What’s a vlog or a vlogger? Vlog is essentially shorthand for ‘video blog’. Vloggers are the people who write and/or appear in a vlog.

How does a vlog become an ad? It’s all about payment and control. Where an advertiser has paid for and has editorial control over content produced by a third party, in this case the vlogger’s YouTube videos, this has to be made clear upfront.

Why is it important to make clear an ad is an ad? It’s important that we understand when we’re being marketed to so that we can make informed decisions about what we’re being told. Plus if it’s appearing in a format that we’d normally expect to be non-promotional, we should be told up front about whether it’s an ad so that we can decide whether we want to continue viewing. In simple terms, it’s not fair to falsely promote a product.

Our ruling against Mondelez UK Ltd sets out why the advertiser got it wrong. It involved five YouTube videos, presented by vloggers, who encouraged viewers to participate in a ‘Lick Race’ challenge in which people compete to lick cream off an Oreo cookie as quickly as possible. The problem was the videos didn’t clearly indicate that there was a commercial relationship between the advertiser and the vloggers.

In this casebecause the ads were on online video channels that were usually non-promotional, the commercial intent should have been made clear before viewers clicked on the content.

As outlined last year in our ‘Blurring advertising and blogs’ piece, it’s perfectly legitimate for vloggers (or bloggers, tweeters etc) to enter into a commercial relationship and be paid to promote a product, service or brand. We’re not here to regulate that relationship or to stop vloggers earning money.
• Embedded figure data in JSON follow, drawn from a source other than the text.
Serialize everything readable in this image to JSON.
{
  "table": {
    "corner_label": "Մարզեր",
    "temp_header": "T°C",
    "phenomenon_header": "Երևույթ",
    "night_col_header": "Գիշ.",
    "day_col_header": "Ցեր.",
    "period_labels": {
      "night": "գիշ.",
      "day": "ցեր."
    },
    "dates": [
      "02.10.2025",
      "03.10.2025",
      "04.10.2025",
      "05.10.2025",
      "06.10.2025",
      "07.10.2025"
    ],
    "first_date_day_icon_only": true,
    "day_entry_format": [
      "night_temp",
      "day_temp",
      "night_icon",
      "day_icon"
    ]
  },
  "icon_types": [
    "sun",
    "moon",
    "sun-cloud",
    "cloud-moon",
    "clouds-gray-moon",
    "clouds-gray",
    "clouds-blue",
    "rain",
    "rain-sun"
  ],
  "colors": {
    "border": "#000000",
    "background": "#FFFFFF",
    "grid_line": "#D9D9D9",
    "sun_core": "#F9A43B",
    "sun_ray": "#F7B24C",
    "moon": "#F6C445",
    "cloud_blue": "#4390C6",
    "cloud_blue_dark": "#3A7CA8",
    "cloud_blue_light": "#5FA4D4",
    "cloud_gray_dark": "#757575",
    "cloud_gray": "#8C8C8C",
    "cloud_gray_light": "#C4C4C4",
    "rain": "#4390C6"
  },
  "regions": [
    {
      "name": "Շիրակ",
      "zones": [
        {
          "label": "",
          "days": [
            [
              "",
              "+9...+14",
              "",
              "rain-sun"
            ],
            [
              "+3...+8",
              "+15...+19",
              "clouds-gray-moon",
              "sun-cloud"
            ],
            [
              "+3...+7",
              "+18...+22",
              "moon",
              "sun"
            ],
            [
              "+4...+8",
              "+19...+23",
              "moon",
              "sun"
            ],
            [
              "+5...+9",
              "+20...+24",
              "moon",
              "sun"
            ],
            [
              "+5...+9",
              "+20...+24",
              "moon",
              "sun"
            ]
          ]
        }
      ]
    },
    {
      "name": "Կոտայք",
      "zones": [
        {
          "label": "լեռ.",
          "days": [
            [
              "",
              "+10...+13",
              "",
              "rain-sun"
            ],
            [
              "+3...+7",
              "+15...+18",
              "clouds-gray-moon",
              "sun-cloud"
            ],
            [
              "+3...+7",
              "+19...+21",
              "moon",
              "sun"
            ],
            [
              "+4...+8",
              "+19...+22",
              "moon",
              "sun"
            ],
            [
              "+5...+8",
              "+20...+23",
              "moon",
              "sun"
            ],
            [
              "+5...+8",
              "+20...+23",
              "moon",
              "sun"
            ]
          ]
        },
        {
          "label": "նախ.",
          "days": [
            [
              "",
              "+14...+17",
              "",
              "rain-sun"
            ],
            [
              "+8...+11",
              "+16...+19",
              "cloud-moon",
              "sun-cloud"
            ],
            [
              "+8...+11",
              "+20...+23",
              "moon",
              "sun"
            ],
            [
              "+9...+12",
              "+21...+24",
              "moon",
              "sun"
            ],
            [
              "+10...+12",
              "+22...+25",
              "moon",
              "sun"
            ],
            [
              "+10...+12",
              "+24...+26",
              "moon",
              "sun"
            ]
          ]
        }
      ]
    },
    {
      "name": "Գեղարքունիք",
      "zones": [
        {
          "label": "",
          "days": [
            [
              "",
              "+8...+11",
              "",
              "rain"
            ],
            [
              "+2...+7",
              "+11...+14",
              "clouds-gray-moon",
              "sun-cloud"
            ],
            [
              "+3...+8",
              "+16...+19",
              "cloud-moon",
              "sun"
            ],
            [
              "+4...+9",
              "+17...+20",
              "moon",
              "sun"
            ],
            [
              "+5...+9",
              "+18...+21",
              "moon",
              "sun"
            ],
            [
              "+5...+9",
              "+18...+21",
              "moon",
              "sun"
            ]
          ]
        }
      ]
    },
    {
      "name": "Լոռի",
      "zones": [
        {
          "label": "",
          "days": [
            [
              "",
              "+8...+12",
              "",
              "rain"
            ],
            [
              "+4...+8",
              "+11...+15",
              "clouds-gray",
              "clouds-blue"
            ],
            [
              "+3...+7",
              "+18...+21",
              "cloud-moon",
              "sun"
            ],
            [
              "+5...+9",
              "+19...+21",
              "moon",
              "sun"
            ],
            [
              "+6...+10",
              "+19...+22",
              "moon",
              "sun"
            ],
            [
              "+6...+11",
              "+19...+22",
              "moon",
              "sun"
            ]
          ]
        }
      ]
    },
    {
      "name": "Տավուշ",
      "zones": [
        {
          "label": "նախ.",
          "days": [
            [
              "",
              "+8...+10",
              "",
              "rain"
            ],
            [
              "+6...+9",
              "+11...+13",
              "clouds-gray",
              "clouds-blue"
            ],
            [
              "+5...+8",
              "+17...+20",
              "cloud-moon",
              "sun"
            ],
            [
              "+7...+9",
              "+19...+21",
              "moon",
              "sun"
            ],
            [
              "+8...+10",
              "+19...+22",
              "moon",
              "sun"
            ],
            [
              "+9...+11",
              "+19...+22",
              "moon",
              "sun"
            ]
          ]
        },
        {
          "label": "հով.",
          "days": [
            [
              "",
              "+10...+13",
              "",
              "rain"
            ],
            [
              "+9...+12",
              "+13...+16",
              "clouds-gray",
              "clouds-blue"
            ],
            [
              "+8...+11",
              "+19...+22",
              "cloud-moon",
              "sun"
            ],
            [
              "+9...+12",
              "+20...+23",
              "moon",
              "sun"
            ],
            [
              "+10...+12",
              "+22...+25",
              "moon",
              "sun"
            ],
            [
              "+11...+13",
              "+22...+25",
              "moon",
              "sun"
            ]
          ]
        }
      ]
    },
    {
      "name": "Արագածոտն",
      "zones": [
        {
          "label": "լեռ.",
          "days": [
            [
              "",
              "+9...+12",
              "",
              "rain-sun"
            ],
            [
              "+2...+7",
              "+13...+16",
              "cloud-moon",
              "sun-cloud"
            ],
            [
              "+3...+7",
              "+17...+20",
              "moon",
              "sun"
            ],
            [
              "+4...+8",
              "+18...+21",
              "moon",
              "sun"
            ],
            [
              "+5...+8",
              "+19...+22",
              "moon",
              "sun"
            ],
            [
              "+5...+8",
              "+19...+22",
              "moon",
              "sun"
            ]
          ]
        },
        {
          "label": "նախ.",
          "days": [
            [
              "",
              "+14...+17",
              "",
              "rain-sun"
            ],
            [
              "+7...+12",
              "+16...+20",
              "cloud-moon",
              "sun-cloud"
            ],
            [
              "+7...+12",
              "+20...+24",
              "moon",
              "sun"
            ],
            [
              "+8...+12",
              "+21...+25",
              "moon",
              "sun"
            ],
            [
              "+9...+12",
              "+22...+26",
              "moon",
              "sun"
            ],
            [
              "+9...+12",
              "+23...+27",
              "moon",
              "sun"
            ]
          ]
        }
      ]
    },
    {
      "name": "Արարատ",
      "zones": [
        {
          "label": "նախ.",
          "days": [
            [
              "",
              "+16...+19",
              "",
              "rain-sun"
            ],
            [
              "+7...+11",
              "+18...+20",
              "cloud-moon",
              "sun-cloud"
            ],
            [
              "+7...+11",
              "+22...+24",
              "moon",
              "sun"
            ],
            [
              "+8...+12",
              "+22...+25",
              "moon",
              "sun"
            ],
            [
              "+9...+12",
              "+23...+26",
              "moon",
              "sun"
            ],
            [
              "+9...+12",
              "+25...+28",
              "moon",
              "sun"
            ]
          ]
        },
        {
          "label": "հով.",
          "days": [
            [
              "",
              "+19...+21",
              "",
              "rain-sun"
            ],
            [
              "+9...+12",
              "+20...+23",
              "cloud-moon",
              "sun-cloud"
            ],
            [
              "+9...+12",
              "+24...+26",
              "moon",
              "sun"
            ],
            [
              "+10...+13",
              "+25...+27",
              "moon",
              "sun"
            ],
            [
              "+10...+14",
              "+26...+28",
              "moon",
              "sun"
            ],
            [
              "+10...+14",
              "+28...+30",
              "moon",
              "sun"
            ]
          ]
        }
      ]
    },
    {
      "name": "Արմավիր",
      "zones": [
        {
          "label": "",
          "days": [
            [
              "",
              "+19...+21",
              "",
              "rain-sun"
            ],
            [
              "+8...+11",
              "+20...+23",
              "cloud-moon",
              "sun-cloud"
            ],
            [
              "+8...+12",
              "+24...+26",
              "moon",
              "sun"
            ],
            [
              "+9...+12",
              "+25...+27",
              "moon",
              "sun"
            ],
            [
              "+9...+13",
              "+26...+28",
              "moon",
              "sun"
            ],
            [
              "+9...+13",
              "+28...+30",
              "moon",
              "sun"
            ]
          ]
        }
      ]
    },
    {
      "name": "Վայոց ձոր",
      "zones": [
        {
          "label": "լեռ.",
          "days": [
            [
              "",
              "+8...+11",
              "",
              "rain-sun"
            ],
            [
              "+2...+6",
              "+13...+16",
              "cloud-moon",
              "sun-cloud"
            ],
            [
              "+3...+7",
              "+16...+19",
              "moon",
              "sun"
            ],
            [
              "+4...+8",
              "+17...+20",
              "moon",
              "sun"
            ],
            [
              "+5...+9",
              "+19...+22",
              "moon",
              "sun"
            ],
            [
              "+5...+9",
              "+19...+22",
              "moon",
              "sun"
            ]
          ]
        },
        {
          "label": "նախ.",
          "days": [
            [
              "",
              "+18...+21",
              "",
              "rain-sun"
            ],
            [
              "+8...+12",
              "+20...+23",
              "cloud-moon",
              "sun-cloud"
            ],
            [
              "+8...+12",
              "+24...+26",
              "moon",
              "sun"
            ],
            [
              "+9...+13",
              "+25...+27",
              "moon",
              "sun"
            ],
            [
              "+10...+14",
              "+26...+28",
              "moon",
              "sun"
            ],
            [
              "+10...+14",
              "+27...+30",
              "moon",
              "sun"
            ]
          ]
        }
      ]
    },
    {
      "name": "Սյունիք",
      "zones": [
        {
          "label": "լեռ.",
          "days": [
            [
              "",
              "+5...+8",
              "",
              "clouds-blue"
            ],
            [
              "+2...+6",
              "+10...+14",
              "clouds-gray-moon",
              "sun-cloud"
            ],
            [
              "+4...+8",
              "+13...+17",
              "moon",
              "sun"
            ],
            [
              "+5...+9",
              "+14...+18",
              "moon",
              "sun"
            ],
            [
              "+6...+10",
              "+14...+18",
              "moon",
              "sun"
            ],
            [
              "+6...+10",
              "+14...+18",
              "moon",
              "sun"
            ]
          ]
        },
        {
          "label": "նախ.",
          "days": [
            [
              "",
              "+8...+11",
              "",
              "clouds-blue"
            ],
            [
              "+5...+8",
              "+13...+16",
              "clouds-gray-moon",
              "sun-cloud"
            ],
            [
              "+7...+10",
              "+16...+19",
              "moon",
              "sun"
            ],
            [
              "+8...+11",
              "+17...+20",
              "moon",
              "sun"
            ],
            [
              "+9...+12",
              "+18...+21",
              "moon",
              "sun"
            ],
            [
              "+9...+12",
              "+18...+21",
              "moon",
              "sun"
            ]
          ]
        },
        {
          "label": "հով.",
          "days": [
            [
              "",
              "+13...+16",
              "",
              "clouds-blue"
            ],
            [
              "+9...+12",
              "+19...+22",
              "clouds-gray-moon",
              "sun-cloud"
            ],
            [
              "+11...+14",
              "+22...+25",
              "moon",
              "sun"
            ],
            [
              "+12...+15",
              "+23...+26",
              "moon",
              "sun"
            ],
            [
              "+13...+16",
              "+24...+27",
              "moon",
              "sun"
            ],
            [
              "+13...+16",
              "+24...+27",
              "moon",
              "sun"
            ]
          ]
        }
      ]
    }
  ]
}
But when that commercial relationship is in place then the onus is on the advertiser, and by extension the vlogger, to be upfront about it and clearly disclose the fact that they’re advertising.
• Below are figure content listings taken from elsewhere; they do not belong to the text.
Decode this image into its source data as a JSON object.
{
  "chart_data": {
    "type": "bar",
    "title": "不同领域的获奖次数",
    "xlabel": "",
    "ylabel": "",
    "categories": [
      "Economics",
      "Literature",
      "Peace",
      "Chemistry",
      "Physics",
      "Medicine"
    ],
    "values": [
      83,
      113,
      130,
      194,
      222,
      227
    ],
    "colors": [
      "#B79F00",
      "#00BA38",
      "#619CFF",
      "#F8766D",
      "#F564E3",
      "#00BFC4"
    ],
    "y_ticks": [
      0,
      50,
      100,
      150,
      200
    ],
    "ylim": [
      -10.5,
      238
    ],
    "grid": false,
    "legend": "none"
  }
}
We’re going to be communicating clearly to advertisers the outcome of this ruling and raising awareness amongst vloggers of the need to disclose when the content of their blogs is paid for. We’re also encouraging advertisers or vloggers who are unsure about the rules to take advantage of our free advice and guidance, including on “Video Blogs” “Recognising marketing communications” “Celebrities”, “Remit: Affiliate Marketing”.
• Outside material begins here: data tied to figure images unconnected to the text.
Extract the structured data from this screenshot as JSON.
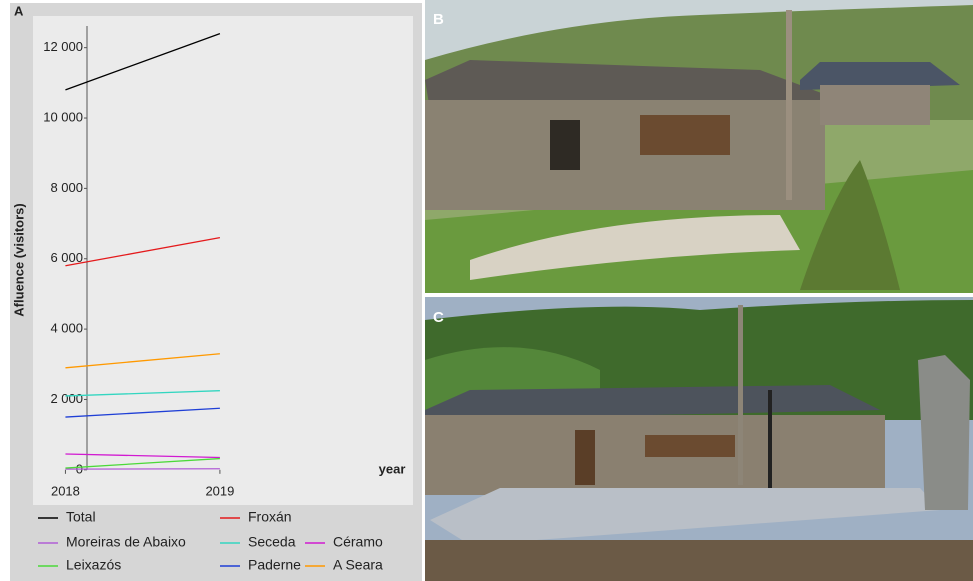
{
  "chart_data": {
    "type": "line",
    "panel_label": "A",
    "ylabel": "Afluence (visitors)",
    "xlabel": "year",
    "x": [
      2018,
      2019
    ],
    "xlim": [
      2017.79,
      2020.25
    ],
    "xticks": [
      2018,
      2019
    ],
    "ylim": [
      -1000,
      12900
    ],
    "yticks": [
      0,
      {
        "value": 2000,
        "label": "2 000"
      },
      {
        "value": 4000,
        "label": "4 000"
      },
      {
        "value": 6000,
        "label": "6 000"
      },
      {
        "value": 8000,
        "label": "8 000"
      },
      {
        "value": 10000,
        "label": "10 000"
      },
      {
        "value": 12000,
        "label": "12 000"
      }
    ],
    "series": [
      {
        "name": "Total",
        "color": "#000000",
        "values": [
          10800,
          12400
        ]
      },
      {
        "name": "Froxán",
        "color": "#e41a1c",
        "values": [
          5800,
          6600
        ]
      },
      {
        "name": "Moreiras de Abaixo",
        "color": "#b15ed6",
        "values": [
          20,
          30
        ]
      },
      {
        "name": "Seceda",
        "color": "#33d6c0",
        "values": [
          2100,
          2250
        ]
      },
      {
        "name": "Céramo",
        "color": "#d11ad1",
        "values": [
          450,
          350
        ]
      },
      {
        "name": "Leixazós",
        "color": "#4cd93a",
        "values": [
          50,
          320
        ]
      },
      {
        "name": "Paderne",
        "color": "#1f3fd6",
        "values": [
          1500,
          1750
        ]
      },
      {
        "name": "A Seara",
        "color": "#ff9900",
        "values": [
          2900,
          3300
        ]
      }
    ]
  },
  "photos": {
    "b_label": "B",
    "c_label": "C"
  }
}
Ultimately, it pays to be honest. Vloggers build their fan base on the originality and authenticity of the material they produce. It’s potentially damaging to their reputation to be found to have hidden the fact that the content they’re producing is paid for and controlled by an advertiser. It’s important to note that, if advertisers and vloggers aren’t upfront, not only could they be in breach of the Advertising Code, they could also be breaking the law. By dealing fairly and honestly with their followers vloggers can enjoy the benefits of their commercial relationships with advertisers without alienating their fan base.